Officials say that Yemen's Nobel Peace Prize winner Tawakkul Karman has been denied entry into Egypt after she landed at Cairo airport.
Karman, the first Arab woman to win the Nobel Peace prize, has stated her opposition to the military coup that ousted fellow Islamist Mohammed Morsi on July 3 after days of mass protests in which millions of Egyptians demanded that he steps downs.
She said she had intended to join the larger of two sit-in protests by Morsi supporters in the Egyptian capital.
The Cairo airport officials said Tawakkul was sent back on the Sunday flight that brought her to Cairo from the United Arab Emirates.
The officials spoke on condition of anonymity because they were not authorized to speak to the media.
Karman was sent back on the same plane she flew in on, said the security sources.
Karman's Twitter feed on Sunday said the writer and activist had been held at Cairo Airport and prevented from joining protests. MENA said Karman was on a list of people who were not allowed to enter Egypt.
In Yemen they call her the "Iron Woman" and the "Mother of the Revolution."
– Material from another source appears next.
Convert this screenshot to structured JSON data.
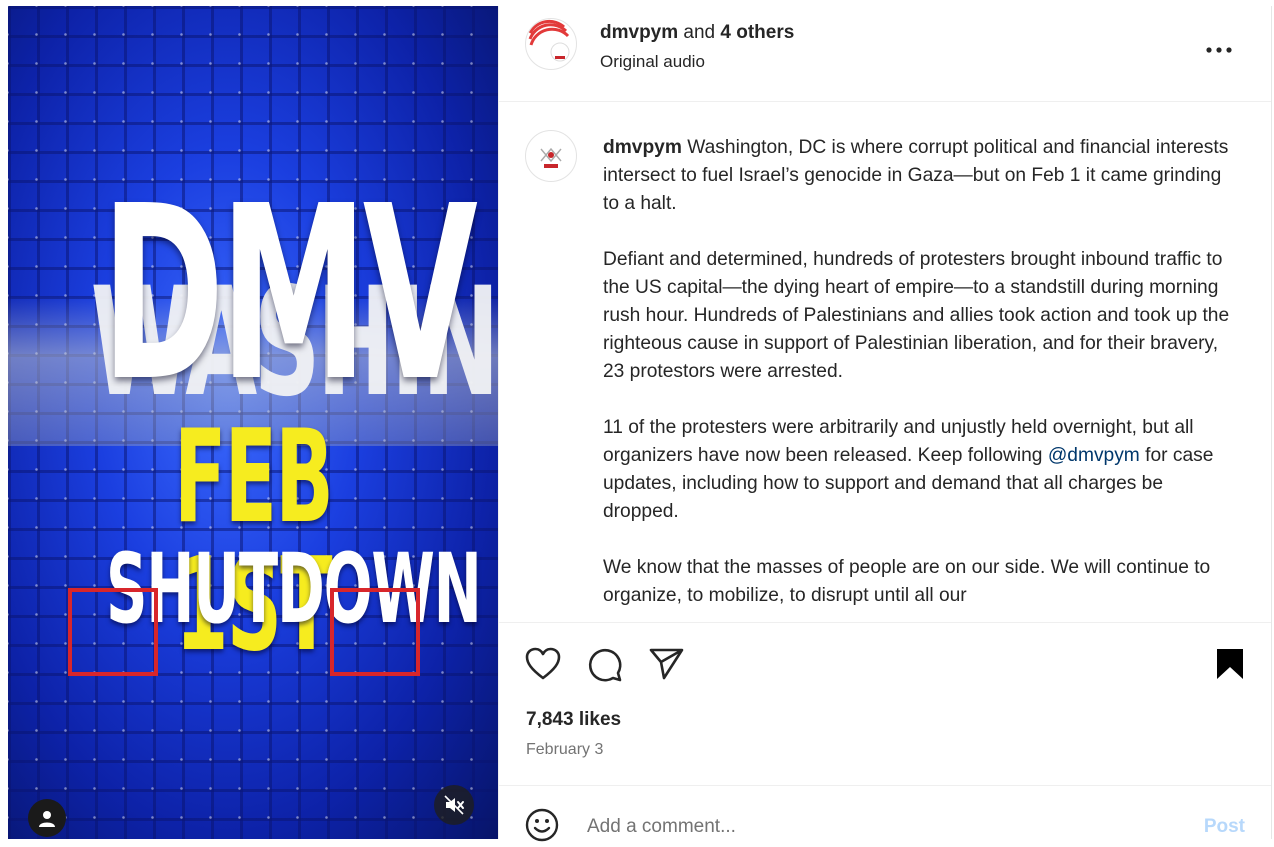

Karman is a member of Yemen's leading Islamic opposition party, the Islah, a group that has caused alarm in the West, mainly because of its most notorious member, Abdul Majeed al-Zindani, a former Osama bin Laden adviser considered a
terrorist by the Americans.
The Egyptian army's overthrow of Morsi one month ago has plunged the country into political turmoil.